Burger King's results fell below Wall Street expectations, in one of the toughest operating environments in memory for the fast-food industry. Global same-store sales fell 2.9% in the latest quarter, including a 4.6% decline in the U.S. and Canada.
"We are clearly not where we want to be as it relates to comparable sales and overall profitability," said Chairman and Chief Executive John Chidsey.
Shares fell 3.1% premarket to $16.75, and have lost nearly 30% this year, the worst performer among large restaurant companies.
Burger King's sales woes have been amplified by a price war in the fast food space, as competitors bid for a shrinking pool of customers. After battling with some franchise owners, Burger King last week began selling its $1 double cheeseburger nationwide, though analysts say the chain needs a big boost in traffic to make up for lost margins.

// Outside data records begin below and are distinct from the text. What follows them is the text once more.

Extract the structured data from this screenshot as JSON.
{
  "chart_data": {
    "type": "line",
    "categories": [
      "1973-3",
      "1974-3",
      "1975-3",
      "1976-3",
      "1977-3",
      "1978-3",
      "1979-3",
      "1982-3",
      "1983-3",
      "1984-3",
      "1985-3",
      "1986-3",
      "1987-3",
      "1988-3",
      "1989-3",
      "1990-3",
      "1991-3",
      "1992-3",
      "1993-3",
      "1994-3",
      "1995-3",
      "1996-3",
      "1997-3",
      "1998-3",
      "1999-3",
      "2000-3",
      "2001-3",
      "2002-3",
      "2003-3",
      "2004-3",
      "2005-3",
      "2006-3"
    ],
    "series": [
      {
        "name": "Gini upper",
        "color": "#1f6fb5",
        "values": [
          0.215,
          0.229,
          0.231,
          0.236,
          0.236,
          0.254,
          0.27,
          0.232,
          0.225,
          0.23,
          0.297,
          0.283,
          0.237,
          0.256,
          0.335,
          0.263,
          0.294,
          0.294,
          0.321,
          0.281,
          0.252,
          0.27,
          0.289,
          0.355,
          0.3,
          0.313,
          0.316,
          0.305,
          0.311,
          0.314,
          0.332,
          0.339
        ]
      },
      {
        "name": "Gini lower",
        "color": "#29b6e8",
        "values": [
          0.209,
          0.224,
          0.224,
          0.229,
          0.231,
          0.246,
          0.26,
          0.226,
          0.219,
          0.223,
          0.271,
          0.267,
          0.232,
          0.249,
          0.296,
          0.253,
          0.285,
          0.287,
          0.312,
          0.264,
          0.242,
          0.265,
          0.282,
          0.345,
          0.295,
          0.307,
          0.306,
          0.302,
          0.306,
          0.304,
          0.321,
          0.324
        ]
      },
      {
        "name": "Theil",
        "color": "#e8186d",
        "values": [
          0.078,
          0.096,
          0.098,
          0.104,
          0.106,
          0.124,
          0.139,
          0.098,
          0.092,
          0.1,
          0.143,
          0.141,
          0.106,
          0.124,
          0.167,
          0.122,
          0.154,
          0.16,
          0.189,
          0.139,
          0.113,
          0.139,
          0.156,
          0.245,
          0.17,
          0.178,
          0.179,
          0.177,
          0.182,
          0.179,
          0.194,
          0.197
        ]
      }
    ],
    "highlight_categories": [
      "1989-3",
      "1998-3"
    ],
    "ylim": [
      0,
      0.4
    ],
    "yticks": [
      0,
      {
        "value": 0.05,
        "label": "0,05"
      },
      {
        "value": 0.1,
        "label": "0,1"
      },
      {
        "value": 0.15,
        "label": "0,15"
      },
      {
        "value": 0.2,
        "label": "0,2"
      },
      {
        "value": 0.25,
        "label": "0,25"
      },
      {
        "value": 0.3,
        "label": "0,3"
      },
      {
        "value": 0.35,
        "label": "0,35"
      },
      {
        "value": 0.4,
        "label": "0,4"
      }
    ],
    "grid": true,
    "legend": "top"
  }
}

In a tug-of-war for market share, getting customers in the door is key.
"We're hopeful that traffic trends continue to improve as they increase the level of discounting," Telsey Advisory Group analyst Tom Forte said.
The chain has been struggling to strike the right price focus this year after failing to step into the value game soon enough.
At the same-time, fast-food players are rolling out premium products, with McDonald's Corp. (MCD) and Wendy's, of Wendy's/Arby's Group Inc. (WEN), both recently launching new burgers. Burger King plans its premium push starting earlier next year.
McDonald's has been gobbling up market share, albeit for a smaller pie, as customers eat out less. However, even McDonald's expects little, if any, growth this month.
For the quarter ended Sept. 30, Burger King reported a profit of $46.6 million, or 34 cents a share, down from $50 million, or 36 cents, a year earlier. The latest period included a two cents charge due to currency translation, while the prior year included acquisition-related costs of 2 cents.
Revenue decreased 5% to $636.9 million, with same-store sales rising 1% in the region encompassing Europe, the Middle East, Africa and Asia Pacific and 4.6% in Latin America.
Analysts polled by Thomson Reuters most recently forecast earnings of 37 cents on revenue of $653 million.
Global restaurant margins improved to 13% from 12.6% on lower costs for food, paper and other goods.
Burger King mostly held its fiscal 2010 guidance in tact but said it expected general and administrative expenses at the high end of its range. It also now expects the weak U.S. dollar to provide an overall boost to earnings.